All these questions began to circle in my head as my view of foreign policy and our country’s behavior in the world began to shift. My mind and emotions slowly began to morph to a different, more complex way of thinking. I began to realize that there are consequences to decisions. That a decision made in one time may need to be re-evaluated at another time. Taking responsibility to think through decisions and accept when they do not promote the well being of humans over financial gain is for me, more important than the money.
I learned that equality will never mean equal as long as the power of money overrides the power of love.
There are no easy answers to these complicated world problems.

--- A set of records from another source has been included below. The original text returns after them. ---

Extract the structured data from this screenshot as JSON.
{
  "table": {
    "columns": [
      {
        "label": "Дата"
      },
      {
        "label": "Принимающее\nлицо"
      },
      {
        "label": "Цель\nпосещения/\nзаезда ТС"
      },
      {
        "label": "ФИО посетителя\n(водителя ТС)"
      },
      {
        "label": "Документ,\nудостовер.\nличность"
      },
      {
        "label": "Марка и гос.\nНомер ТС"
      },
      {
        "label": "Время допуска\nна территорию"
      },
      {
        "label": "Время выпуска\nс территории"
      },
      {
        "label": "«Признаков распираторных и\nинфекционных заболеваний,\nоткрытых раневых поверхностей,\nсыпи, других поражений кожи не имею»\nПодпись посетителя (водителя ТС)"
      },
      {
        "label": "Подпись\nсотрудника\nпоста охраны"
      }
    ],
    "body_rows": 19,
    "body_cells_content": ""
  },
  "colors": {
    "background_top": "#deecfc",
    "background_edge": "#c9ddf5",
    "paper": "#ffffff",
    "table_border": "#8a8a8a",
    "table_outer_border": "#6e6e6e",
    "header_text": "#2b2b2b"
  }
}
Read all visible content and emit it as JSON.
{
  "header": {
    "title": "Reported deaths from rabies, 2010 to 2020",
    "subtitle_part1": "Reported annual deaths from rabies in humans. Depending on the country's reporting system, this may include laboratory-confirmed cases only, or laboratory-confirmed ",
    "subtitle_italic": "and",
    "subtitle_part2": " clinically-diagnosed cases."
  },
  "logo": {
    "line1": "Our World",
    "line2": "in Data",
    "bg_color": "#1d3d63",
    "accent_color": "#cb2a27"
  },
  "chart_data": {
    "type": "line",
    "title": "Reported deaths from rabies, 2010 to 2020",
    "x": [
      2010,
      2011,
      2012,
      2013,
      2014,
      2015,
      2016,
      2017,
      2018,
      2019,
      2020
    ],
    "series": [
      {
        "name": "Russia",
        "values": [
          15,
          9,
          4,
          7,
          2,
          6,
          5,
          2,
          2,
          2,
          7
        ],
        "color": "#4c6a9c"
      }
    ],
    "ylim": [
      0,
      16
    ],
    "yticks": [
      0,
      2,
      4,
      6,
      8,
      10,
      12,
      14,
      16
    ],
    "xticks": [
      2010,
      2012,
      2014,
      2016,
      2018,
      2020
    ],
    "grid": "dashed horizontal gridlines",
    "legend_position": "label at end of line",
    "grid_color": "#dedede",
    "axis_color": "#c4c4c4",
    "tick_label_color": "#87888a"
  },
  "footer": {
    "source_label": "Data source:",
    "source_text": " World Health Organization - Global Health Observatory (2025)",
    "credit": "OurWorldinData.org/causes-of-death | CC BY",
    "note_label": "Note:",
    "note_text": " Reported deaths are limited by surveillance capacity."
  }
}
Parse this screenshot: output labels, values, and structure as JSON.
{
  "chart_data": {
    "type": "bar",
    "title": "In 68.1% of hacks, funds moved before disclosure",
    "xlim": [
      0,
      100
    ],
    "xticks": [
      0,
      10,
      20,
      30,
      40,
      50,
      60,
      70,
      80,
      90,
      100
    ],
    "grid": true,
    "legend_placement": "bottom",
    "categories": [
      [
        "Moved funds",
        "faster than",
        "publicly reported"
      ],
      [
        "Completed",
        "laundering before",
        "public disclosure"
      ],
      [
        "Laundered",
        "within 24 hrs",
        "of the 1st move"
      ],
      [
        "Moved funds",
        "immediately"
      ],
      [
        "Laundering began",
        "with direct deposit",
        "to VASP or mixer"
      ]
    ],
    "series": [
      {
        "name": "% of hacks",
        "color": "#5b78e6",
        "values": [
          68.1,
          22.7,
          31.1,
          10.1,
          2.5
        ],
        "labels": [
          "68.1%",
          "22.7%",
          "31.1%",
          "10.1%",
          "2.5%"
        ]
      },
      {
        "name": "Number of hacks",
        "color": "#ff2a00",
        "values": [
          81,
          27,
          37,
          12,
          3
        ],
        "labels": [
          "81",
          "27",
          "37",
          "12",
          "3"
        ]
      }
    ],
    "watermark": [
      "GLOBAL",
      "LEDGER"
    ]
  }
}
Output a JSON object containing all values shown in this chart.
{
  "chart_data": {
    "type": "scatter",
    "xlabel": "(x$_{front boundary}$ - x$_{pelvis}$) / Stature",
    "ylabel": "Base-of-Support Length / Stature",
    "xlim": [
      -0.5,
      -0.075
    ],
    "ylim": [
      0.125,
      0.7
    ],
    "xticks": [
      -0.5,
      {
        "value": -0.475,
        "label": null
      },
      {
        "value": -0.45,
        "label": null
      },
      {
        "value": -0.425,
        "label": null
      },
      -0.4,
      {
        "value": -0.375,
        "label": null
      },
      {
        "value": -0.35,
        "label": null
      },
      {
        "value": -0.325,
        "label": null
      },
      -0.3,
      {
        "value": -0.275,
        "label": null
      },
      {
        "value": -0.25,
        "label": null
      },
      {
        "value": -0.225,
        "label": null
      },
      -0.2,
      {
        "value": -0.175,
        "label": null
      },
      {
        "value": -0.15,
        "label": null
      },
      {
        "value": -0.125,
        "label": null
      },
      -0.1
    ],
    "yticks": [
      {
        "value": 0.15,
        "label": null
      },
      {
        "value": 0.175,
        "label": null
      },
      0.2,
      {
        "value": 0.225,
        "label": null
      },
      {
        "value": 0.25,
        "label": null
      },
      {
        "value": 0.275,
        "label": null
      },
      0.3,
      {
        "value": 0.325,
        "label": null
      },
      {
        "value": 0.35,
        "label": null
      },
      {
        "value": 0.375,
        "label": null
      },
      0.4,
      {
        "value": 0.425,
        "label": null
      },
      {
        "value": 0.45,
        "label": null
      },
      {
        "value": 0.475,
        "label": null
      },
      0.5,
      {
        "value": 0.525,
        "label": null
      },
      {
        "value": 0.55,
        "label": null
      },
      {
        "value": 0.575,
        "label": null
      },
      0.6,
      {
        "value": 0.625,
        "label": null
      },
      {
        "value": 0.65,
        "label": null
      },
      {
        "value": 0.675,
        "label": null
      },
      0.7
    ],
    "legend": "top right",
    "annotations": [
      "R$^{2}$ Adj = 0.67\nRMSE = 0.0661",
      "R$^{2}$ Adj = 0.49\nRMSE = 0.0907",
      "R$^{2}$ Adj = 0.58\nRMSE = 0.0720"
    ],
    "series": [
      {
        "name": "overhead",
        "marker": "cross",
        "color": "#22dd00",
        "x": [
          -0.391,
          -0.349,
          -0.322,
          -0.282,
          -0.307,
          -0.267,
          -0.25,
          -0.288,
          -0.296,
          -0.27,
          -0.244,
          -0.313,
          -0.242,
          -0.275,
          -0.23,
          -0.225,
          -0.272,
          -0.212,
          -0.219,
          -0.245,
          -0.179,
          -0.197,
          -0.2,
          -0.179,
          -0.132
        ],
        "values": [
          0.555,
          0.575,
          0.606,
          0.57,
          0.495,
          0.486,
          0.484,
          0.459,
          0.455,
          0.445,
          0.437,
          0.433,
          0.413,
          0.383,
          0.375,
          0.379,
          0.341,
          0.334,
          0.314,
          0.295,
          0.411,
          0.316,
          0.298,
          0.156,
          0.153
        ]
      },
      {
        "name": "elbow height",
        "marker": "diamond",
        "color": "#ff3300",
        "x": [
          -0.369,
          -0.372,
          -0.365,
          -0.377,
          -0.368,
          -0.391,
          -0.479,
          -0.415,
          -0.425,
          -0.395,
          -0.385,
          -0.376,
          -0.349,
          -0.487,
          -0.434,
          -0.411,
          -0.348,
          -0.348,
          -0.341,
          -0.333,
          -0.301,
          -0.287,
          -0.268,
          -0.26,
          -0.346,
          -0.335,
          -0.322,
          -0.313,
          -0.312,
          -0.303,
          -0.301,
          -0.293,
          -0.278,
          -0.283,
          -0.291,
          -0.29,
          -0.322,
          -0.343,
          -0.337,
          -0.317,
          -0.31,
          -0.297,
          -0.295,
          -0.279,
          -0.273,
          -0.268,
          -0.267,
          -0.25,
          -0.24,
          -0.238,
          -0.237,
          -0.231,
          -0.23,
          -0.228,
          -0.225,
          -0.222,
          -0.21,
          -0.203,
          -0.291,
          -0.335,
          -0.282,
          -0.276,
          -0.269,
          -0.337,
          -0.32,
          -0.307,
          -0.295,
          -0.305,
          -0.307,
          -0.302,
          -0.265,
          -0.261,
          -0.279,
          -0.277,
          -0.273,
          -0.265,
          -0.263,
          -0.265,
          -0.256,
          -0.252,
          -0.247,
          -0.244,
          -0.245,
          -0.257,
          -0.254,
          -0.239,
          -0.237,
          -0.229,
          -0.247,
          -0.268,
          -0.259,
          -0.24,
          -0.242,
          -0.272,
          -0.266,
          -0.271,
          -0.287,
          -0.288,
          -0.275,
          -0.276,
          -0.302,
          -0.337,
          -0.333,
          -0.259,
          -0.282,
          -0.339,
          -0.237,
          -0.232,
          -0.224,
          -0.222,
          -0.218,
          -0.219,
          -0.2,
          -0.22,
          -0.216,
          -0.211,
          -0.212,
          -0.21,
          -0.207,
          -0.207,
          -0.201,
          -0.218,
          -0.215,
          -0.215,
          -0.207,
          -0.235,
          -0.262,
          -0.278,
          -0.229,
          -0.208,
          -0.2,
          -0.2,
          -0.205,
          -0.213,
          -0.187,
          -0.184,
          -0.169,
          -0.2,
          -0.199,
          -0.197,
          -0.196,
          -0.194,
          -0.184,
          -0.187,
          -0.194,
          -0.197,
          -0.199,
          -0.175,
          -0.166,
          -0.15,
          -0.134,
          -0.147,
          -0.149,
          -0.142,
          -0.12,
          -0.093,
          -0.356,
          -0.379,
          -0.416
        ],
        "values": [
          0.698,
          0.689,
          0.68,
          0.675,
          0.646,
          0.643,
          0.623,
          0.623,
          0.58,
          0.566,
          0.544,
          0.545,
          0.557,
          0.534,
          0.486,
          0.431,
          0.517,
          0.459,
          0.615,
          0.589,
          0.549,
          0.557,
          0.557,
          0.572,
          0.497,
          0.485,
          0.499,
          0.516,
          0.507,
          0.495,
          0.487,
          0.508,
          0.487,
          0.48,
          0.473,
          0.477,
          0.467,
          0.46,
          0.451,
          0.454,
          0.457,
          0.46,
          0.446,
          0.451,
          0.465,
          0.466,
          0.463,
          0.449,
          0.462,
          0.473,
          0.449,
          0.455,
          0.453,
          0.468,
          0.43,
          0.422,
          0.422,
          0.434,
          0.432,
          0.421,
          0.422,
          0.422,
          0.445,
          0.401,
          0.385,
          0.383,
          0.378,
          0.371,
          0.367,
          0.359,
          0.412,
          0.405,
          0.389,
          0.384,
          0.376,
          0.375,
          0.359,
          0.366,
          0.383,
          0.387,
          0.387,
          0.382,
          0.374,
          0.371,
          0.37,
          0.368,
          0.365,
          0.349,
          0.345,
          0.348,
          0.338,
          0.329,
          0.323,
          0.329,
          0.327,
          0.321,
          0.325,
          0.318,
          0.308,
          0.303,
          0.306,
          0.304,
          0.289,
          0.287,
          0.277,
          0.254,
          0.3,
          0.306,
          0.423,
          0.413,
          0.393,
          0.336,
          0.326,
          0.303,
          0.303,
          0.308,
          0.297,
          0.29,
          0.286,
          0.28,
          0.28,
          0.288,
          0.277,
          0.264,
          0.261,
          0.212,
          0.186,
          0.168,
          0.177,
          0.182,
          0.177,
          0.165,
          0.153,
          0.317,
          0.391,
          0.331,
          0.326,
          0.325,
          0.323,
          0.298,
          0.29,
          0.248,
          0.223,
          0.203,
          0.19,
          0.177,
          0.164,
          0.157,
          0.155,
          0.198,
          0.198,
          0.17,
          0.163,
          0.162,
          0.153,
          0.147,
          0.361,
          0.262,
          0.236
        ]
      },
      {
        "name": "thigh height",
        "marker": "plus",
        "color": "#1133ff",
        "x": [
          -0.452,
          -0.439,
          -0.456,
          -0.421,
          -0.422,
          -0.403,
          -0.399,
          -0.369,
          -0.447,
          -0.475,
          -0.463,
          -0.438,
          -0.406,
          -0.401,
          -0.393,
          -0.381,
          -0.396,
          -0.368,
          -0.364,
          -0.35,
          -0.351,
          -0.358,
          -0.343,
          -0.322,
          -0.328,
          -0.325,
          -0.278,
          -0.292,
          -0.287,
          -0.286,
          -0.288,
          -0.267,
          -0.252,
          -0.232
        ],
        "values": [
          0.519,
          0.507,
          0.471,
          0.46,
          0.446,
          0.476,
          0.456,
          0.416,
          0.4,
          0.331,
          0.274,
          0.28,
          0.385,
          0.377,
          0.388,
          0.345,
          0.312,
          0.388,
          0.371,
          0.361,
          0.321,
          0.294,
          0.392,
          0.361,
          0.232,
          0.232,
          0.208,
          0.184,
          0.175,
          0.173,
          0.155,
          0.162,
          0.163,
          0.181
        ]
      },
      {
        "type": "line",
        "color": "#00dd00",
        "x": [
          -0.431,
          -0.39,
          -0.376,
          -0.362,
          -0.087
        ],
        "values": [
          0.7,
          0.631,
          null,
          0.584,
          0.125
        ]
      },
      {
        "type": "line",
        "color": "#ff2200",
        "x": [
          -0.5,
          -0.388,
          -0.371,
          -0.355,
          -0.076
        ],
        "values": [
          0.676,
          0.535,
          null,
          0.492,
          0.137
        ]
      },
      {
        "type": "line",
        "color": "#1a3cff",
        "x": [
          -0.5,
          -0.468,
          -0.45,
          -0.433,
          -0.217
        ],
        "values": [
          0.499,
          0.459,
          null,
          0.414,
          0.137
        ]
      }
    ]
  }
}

During this trip I began to notice a feeling in my body. A feeling that was uncomfortable as I watched the interactions of the Guatemalans in the market, living their lives. I began to see that Guatemalans, or “those people” wanted the best for their children just like I did. I saw these people working hard, just like I had been taught to do. Guatemalans were going through the same motions of life that I did but under different circumstances, not always of their own making. I felt anguish as I began to see that freedom is not open to all when power and greed are in command.
I began to learn that empathy is more than a word.
I also learned my definition of Republican wasn’t as simplistic as I was led to believe. Putting my head down and working hard for my own gain taught me this was all about ME. A self idealized promotion of rolling over the rights, needs, wants and desires of others, making my rights seemingly more valuable than theirs. Creating a selfish endeavor I wanted no part of.
This trip made me question my own interactions in the world as a whole. This trip took me out of my miasmic beliefs of the individual being only responsible for self. As my views of the world broadened, so did my belief that we are all here to help each other grow to be the best we can be. The true meaning of relationship.